Esta forma de comunicar no solo incide en la dinámica institucional o en el debate público. Tiene efectos concretos sobre la vida anímica y perceptiva de la ciudadanía. Frente a la intensidad constante del discurso político-emocional, muchos sectores sociales se sienten paralizados, agotados, desorientados. La saturación de estímulos, la agresividad permanente y la ausencia de matices producen un clima subjetivo marcado por la angustia, la retracción y la pérdida de confianza en lo colectivo. En lugar de propiciar una ciudadanía activa, deliberante, crítica, estas prácticas tienden a encerrar a las personas en burbujas defensivas, donde lo común se vuelve inasible y el otro, una amenaza.

Lo que está en juego, entonces, no es simplemente una forma agresiva de comunicar, sino la capacidad misma de sostener una conversación democrática. Una política que se alimenta del escándalo permanente termina por disolver los marcos de interpretación compartidos, volviendo cada afirmación irrefutable entre propios e intolerable entre ajenos. Cuando todo se reduce a lo emocional, lo inmediato y lo identitario, la esfera pública se vuelve inviable como espacio de encuentro entre diferentes.

Han advierte que, en este régimen saturado de estímulos, el pensamiento se vuelve un gesto contracultural. Detenerse, escuchar, leer, elaborar una idea, son prácticas que el algoritmo no solo no premia, sino que castiga. En su lugar, se impone una economía de la atención fugaz, donde lo que más circula no es lo más razonado, sino lo más visceral.

Frente a esta realidad, no basta con denunciar la agresividad del discurso oficial. Hay que preguntarnos también cómo reconfiguramos nuestro vínculo con lo común, con la conversación política, con el lenguaje mismo. ¿Podremos volver a construir una esfera pública que valore la reflexión por sobre el impacto? ¿Qué nuevas formas de alfabetización democrática serán necesarias para resistir la lógica de la reacción permanente? ¿Quiénes van a sostener, en medio del ruido, las prácticas lentas y fundamentales del cuidado, la palabra y la escucha?

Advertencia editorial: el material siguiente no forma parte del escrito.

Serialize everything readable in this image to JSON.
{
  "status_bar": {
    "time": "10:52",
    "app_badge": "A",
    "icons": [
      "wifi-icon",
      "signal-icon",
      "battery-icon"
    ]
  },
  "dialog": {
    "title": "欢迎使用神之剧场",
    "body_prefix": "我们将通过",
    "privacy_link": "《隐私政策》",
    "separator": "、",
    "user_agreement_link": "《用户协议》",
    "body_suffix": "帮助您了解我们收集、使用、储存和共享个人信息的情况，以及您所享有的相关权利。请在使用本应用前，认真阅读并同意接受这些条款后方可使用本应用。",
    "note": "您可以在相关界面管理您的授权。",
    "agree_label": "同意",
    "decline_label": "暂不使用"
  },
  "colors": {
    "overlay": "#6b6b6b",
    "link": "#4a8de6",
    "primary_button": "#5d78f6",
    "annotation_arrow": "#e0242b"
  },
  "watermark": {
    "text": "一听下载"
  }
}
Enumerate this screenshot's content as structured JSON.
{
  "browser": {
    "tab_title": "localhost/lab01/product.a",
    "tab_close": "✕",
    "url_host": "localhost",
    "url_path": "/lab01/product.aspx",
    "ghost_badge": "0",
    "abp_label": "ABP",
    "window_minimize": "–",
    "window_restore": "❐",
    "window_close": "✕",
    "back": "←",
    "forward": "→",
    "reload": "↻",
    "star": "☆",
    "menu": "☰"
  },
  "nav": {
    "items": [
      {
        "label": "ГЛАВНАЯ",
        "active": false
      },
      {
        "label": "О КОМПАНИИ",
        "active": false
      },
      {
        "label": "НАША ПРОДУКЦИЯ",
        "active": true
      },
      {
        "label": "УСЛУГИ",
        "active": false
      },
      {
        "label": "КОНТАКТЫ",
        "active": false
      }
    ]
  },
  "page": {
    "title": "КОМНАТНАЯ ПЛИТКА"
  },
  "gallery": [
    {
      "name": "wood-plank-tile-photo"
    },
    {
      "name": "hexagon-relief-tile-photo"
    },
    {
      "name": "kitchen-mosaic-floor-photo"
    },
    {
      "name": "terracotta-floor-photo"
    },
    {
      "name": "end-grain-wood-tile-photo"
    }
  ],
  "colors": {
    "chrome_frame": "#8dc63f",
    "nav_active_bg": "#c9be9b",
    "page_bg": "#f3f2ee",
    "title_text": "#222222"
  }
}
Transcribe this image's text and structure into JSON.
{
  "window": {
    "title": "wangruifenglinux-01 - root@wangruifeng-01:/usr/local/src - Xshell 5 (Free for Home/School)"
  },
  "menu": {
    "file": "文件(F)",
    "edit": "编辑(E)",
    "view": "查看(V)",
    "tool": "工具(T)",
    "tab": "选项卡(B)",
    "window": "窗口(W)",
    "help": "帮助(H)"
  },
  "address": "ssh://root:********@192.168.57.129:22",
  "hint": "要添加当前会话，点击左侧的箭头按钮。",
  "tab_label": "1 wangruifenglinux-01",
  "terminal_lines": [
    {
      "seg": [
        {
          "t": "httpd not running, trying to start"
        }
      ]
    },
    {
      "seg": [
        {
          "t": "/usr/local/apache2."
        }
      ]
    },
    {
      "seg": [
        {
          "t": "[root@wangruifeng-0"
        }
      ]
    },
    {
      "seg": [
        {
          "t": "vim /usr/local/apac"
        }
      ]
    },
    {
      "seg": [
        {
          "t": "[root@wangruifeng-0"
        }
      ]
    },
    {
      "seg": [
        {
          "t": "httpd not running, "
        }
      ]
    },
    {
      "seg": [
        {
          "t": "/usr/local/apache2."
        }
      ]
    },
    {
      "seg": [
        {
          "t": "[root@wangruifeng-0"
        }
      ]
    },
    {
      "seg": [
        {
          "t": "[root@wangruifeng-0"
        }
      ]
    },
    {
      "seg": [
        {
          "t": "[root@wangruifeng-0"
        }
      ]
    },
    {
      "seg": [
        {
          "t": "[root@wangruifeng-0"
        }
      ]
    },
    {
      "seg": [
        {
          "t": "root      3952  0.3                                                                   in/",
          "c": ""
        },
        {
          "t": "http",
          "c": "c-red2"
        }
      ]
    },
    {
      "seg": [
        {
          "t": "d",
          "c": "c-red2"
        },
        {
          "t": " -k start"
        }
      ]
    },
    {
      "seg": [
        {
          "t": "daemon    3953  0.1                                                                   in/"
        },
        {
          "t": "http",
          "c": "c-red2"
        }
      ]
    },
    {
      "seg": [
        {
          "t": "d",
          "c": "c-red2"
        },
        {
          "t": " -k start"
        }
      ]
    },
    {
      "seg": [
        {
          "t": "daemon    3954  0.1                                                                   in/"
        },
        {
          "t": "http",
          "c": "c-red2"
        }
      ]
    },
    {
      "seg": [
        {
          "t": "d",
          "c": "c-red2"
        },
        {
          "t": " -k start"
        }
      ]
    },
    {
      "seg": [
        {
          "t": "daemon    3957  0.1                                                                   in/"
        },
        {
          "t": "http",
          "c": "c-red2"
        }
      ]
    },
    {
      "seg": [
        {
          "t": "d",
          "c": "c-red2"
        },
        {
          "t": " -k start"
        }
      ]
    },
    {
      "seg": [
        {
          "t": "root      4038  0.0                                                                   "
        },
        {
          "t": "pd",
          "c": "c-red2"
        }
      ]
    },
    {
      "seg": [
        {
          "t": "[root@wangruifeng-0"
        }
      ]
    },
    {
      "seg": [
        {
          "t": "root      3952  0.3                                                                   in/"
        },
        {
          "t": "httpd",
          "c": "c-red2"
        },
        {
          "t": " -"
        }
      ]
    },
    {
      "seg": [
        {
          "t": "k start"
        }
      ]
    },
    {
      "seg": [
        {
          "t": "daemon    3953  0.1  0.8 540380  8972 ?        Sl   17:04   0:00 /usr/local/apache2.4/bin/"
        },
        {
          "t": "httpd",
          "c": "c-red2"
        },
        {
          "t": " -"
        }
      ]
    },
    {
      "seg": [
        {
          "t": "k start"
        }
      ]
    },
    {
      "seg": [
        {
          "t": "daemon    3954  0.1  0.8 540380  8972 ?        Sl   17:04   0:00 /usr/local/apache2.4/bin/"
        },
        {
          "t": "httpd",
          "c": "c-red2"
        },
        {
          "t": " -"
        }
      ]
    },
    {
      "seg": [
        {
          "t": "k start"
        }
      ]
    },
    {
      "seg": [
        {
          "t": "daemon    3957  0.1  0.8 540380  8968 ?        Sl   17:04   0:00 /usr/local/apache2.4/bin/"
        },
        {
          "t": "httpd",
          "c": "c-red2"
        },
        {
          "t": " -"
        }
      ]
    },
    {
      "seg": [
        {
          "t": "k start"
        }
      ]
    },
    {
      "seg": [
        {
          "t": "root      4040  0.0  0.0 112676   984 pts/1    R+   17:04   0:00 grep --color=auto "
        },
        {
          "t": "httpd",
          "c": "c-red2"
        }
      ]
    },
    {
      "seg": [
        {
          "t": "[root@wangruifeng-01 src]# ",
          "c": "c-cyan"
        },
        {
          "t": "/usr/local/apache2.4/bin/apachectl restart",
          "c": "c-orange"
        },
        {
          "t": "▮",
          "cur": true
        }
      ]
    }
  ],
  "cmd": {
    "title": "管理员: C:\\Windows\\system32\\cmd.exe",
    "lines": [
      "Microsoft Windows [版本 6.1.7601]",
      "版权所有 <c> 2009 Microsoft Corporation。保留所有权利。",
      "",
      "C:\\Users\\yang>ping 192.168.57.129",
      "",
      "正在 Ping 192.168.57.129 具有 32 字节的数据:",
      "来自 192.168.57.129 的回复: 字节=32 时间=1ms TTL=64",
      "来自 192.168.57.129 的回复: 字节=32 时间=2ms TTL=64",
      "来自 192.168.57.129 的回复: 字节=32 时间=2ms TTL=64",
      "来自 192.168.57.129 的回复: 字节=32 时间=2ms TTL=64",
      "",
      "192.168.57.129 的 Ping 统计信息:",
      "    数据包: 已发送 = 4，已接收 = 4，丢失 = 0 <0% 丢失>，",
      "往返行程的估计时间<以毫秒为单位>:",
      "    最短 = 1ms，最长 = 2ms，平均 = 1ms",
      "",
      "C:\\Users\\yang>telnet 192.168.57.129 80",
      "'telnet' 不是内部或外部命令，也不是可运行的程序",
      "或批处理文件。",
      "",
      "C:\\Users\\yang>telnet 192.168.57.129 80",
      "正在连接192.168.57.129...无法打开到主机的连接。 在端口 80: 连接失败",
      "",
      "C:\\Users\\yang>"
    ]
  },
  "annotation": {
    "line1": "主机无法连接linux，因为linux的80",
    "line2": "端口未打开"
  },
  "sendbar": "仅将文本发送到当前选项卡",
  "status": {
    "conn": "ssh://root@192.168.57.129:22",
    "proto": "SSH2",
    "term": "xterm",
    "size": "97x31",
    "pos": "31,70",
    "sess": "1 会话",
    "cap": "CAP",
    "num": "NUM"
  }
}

La política, si quiere seguir siéndolo, no puede reducirse a espectáculo ni a impulso. Requiere la difícil tarea de mediar entre diferencias, de imaginar lo común incluso en el conflicto. Y eso, en estos tiempos, no se impone: se construye.
Y si —como todo indica— la lógica de las redes no es un desvío pasajero, sino una tendencia estructural de nuestra época, el desafío será entonces aprender a habitarla críticamente. Adaptarnos no para replicar sus impulsos, sino para diseñar formas nuevas, democráticas y constructivas de vinculación entre la ciudadanía y el debate colectivo.